A French flea-market, an old 8 mm film, an unknown name (Maxime Soufflet), and a date (1942-1962). Starting from these different elements, Nicolas Devos (Dunkirk, 1975), filmmaker and eclectic composer, has put together Di marmo siete voi (2003, 17’), produced by the prestigious French visual arts centre Le Fresnoy. Everything that one knows about Maxime Soufflet and the places filmed can only be deduced by supposition from the images of the film. Holiday scenes are glimpsed, a wedding, children. Devos’ art making lies in an attempt to give new life to the visual diary of a forgotten man, restoring narrative vigour and emotion to the images through the music he himself has composed. The artist is freely inspired by the scores of the German 17th-century composer Heinrich Schütz, and, indeed, his work took its name from the title of a madrigal by the German musician: Di marmo siete voi. It signals a challenge: to give dignity and solid ‘marble’ testimony to the images of a life, which could be those of anyone, forgotten in the general oblivion on a suburban market stall.
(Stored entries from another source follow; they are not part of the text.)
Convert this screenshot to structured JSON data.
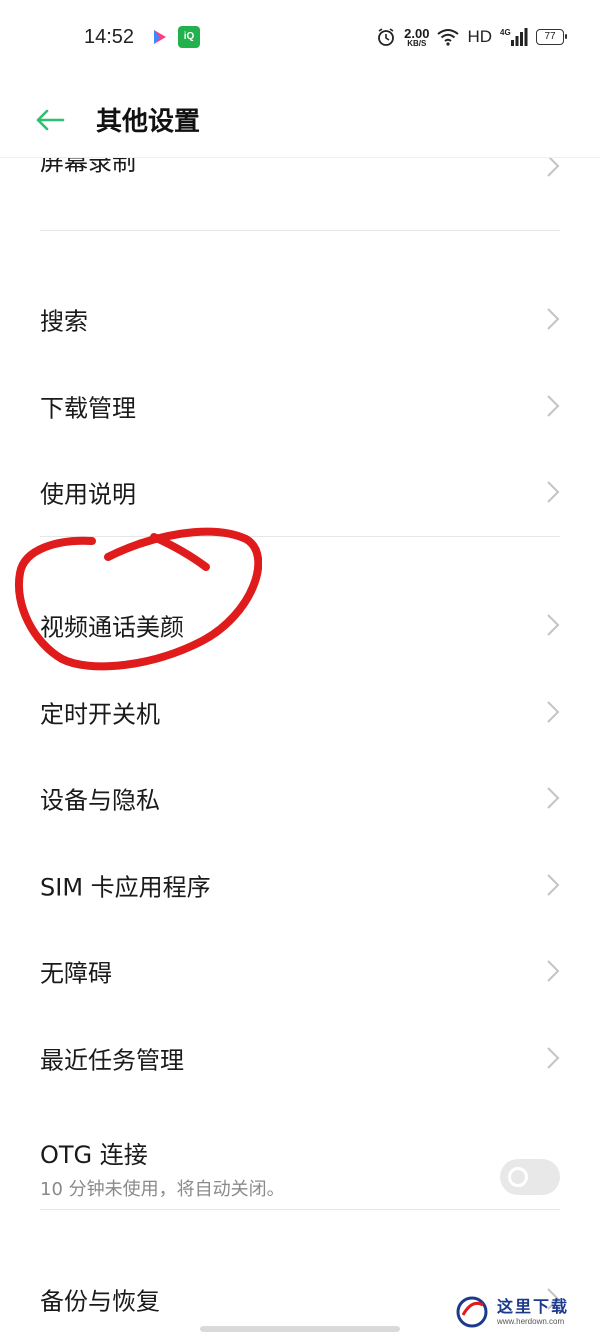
{
  "status_bar": {
    "time": "14:52",
    "net_speed_value": "2.00",
    "net_speed_unit": "KB/S",
    "hd_label": "HD",
    "battery": "77",
    "app2_label": "iQIYI"
  },
  "header": {
    "title": "其他设置",
    "accent_color": "#2fbf71"
  },
  "list": {
    "partial_item": "屏幕录制",
    "group1": [
      "搜索",
      "下载管理",
      "使用说明"
    ],
    "group2": [
      "视频通话美颜",
      "定时开关机",
      "设备与隐私",
      "SIM 卡应用程序",
      "无障碍",
      "最近任务管理"
    ],
    "otg": {
      "label": "OTG 连接",
      "sub": "10 分钟未使用，将自动关闭。",
      "enabled": false
    },
    "group3": [
      "备份与恢复"
    ]
  },
  "annotation": {
    "color": "#e01b1b",
    "target": "视频通话美颜"
  },
  "watermark": {
    "text": "这里下载",
    "url": "www.herdown.com"
  }
}
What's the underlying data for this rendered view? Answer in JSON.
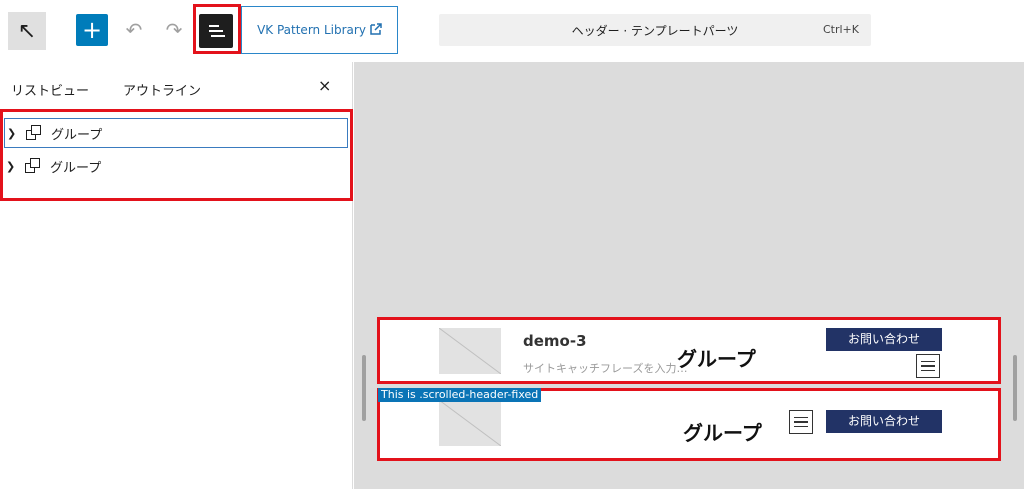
{
  "toolbar": {
    "vk_label": "VK Pattern Library",
    "search_text": "ヘッダー · テンプレートパーツ",
    "shortcut": "Ctrl+K"
  },
  "panel": {
    "tab_list": "リストビュー",
    "tab_outline": "アウトライン",
    "close": "×",
    "items": [
      {
        "label": "グループ"
      },
      {
        "label": "グループ"
      }
    ]
  },
  "canvas": {
    "site_title": "demo-3",
    "tagline": "サイトキャッチフレーズを入力…",
    "group_label": "グループ",
    "contact_label": "お問い合わせ",
    "fixed_note": "This is .scrolled-header-fixed"
  },
  "colors": {
    "accent": "#007cba",
    "highlight": "#e3121b",
    "contact_bg": "#223366"
  }
}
Carolina Gonçalves (São Paulo, 1977) works mainly in the film world, but with an attention for details and for the ‘weight’ of each single image which has led to much appreciation for her work. Also produced by the French Le Fresnoy centre, Clairelumière (2003, 15’) presents moments in the daily urban life of Claire, a girl who has been deaf since birth. The artist grew up with a deaf mother and since infancy has learnt naturally to live in the particular sensorial universe of those who lack this sense. This work narrates this personal experience, through a subtle and delicate narrative register. Various deaf-born children were involved in the project as actors, which helps to make the boundary between fiction and reality in the work indefinite and ambiguous.